Identification is one of the general due diligence requirements under applicable anti-money laundering laws. The core content of these duties is stipulated in Section 1 para. 3 German Anti-Money Laundering Act (AMLA). The details of identification are set out in Sections 11 – 13 AMLA.

Who needs to be identified?

Pursuant to Section 11 para. 1 sentence 1 AMLA, obliged persons must identify the following under applicable anti-money laundering laws

  • (1) their contractual partner,
  • (2) where applicable, a person acting on behalf of the contracting party, and
  • (3) the beneficial owner.

When do identity checks need to be carried out?

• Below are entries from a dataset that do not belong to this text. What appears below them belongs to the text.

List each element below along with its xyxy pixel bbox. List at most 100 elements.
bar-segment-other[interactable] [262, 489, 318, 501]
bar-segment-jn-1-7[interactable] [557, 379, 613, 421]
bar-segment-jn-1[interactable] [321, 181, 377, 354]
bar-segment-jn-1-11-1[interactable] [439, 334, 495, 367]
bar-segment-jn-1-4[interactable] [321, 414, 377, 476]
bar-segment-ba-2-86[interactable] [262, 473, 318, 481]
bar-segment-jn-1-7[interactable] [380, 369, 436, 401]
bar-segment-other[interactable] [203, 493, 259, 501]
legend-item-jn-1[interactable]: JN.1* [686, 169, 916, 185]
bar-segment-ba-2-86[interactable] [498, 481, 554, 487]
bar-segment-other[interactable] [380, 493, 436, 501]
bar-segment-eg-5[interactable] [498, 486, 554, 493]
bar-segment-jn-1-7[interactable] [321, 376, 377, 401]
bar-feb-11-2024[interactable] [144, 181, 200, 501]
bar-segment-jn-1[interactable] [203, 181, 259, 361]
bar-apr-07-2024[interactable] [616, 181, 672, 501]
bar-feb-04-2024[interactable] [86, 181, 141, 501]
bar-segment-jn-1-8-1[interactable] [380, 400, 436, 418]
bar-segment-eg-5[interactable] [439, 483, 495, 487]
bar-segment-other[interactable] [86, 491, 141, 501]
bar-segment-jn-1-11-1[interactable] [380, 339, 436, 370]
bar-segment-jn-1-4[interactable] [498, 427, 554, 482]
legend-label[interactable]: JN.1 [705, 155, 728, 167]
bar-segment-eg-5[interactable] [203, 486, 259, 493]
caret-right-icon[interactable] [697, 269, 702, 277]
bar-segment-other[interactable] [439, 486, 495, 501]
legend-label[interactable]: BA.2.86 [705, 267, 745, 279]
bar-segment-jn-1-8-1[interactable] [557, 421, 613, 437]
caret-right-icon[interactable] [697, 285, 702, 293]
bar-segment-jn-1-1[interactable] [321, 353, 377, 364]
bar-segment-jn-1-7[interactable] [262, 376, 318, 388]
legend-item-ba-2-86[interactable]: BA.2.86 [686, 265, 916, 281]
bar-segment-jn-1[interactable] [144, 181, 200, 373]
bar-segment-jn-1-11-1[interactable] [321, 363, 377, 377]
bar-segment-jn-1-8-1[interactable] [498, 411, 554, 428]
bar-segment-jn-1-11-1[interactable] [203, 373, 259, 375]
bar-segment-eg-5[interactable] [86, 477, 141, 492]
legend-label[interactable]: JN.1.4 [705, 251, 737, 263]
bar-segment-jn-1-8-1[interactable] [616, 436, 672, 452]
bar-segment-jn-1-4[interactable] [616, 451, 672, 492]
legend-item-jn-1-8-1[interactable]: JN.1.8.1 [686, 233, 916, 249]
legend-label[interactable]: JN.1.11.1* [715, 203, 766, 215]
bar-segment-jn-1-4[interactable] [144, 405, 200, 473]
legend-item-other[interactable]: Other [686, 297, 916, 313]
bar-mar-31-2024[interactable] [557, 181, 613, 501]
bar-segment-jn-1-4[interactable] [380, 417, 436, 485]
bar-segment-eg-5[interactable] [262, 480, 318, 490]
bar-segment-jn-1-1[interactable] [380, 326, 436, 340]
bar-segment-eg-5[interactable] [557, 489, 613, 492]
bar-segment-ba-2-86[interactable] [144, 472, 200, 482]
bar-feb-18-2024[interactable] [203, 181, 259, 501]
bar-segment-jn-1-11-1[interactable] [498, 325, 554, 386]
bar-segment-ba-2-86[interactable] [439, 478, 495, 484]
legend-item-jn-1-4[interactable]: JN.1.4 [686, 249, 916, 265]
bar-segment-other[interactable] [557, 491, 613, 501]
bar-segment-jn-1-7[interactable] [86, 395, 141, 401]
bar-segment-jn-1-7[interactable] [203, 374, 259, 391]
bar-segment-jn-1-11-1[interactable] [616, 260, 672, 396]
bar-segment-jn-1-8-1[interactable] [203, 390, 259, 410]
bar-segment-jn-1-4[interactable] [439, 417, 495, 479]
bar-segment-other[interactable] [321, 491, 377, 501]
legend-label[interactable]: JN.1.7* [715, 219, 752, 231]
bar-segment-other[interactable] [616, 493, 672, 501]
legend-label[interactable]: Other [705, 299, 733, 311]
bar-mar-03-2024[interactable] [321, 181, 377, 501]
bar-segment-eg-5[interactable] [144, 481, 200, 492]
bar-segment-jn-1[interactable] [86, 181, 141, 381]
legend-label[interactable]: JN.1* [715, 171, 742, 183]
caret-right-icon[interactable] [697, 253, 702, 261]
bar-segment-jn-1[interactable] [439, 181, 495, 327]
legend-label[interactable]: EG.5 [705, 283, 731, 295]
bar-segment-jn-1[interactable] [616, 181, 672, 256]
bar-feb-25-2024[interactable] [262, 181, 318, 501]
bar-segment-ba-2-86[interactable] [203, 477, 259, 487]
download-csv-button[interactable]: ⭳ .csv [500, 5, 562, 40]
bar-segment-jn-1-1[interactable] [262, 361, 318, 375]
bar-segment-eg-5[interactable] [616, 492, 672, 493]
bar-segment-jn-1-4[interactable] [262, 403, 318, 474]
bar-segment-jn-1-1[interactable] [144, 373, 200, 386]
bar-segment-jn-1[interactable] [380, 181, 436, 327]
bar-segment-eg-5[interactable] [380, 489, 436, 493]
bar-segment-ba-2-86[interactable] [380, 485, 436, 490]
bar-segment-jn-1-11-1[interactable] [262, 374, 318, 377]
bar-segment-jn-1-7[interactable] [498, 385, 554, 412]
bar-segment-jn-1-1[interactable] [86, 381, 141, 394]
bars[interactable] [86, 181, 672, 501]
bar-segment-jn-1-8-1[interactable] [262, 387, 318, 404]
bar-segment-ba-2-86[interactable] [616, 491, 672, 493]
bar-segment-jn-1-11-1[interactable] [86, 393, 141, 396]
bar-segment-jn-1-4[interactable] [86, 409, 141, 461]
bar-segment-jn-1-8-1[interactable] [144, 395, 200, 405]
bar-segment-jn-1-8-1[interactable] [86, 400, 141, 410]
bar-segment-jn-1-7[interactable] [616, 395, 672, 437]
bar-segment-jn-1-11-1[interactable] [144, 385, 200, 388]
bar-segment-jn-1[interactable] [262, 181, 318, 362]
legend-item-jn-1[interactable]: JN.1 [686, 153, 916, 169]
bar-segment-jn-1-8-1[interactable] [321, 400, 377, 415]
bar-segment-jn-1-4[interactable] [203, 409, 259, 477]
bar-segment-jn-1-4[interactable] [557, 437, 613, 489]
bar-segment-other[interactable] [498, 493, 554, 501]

The “triggers” of the obligation to carry out identity checks are set out in Section 10 para. 3 AMLA. In accordance with this provision, obliged persons must carry out identity checks

  • (1) when establishing a business relationship;
  • (2) outside of a business relationship in the case of transfers of funds within the meaning of Regulation (EU) 2015/847 of the European Parliament and of the Council of 20 May 2015 on information accompanying transfers of funds (OJ L 141, p. 1), from and above 1,000 euros and in the case of other transactions from and above 15,000 euros;
  • (3) in case there is a suspicion of money laundering or terrorism financing.

How to identify?

The identification process consists of two steps which must be strictly separated:

  • establishing the relevant person’s identity by collecting information; and
  • verification of the identity by verifying the information collected.

With regard to the type of information that needs to be collected and the type of verification, a distinction must be made between the identification of the contractual partner on the one hand and any person acting on its behalf and, on the other hand, the identification of the beneficial owner.

Identification of the contractual partner and, if applicable, the person acting on its behalf

What type of information the obliged person has to collect in this first step depends on whether the subject of the identification process is a natural person or a legal entity or partnership.

In the case of a natural person, among other things, the first name, surname and place of birth must be ascertained. In the case of a legal person or a partnership, among other things, the company name, the name or the designation as well as the legal form must be recorded. Further details are provided in Section 11 para. 4 AMLA.

As part of the second step, the obliged person must then check whether the information provided is accurate. The required level of verification is governed by Section 12 AMLA. For example, in the case of the identification of a natural person, the information provided can be verified on the basis of a valid official document of identification (Section 12 para. 1 S. 1 AMLA). In the case of legal entities or partnerships, the information provided can be verified, for example, by comparing it to an extract from the commercial register (S. 12 para. 2 No. 1 AMLA).

The verification of the identity may be carried out either on site by presenting, for example, the identity document or by means of another procedure which is suitable for carrying out the required identity checks under applicable anti-money laundering laws and which has a level of security equivalent to the procedure stated in no. 1. The latter includes the video identification procedure (only for natural persons).

Identification of the beneficial owner

With regard to beneficial owners, the obliged person has to ascertain at least the name of any beneficial owner to establish their identity and, if there appears to be a risk of money laundering or terrorism financing in an individual case, they must also record further identification details. The beneficial owner’s date and place of birth as well as the address may be ascertained irrespective of any identified risk. The obliged person must then carry out the verification of the information provided using measures that are appropriate with respect to the level of risk involved; they may not rely exclusively on the information contained in the transparency register.